# Microsoft Office 2003 AIO--What is AIO?



## Alex Ethridge (Apr 10, 2000)

Today, I was in an office doing some networking on a 24-computer+ network and I saw someone installing Microsoft Office 2003 AIO. What is AIO? Also, on its initial installation screen where you choose what to install, there were the following choices:
 Microsoft Office 2003
 Visio 2003
 Microsoft Project
 Front Page
 One Note
 And an option to create stand-alone ISOs.
What kind of disk is this?

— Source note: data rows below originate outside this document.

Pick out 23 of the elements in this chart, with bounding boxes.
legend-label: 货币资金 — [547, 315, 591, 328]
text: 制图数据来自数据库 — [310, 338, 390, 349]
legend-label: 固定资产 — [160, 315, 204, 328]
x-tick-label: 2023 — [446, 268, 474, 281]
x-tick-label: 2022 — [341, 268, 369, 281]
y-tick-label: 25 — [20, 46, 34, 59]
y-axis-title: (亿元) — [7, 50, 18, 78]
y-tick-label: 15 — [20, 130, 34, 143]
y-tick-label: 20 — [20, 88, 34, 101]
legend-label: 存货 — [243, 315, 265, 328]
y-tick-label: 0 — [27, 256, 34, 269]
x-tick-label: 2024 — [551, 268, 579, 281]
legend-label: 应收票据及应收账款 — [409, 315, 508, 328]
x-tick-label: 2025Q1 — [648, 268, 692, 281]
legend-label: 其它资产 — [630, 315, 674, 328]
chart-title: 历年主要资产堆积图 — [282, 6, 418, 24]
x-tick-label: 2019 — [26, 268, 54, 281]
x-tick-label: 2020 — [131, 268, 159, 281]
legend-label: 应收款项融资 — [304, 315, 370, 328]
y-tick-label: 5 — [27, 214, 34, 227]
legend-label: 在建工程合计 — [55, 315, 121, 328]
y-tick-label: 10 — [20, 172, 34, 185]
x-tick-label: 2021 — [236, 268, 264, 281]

I've never seen anything like it.


----------



## youngstown (Aug 19, 2004)

i seriously not sure but search on google?


----------



## Alex Ethridge (Apr 10, 2000)

I tried Google; but, no help there.


----------



## youngstown (Aug 19, 2004)

u sure its not like some other country product?


----------



## Bob Cerelli (Nov 3, 2002)

Here's some other forums that may help provide more information (AIO - All In One):

http://www.neowin.net/forum/index.php?showtopic=118012
http://www.neowin.net/forum/index.php?showtopic=102537
http://xbetas.com/board/showthread.php?t=6
http://www.neowin.net/forum/lofiversion/index.php/t276434.html


----------



## Alex Ethridge (Apr 10, 2000)

That answers my question.

Thanks.


----------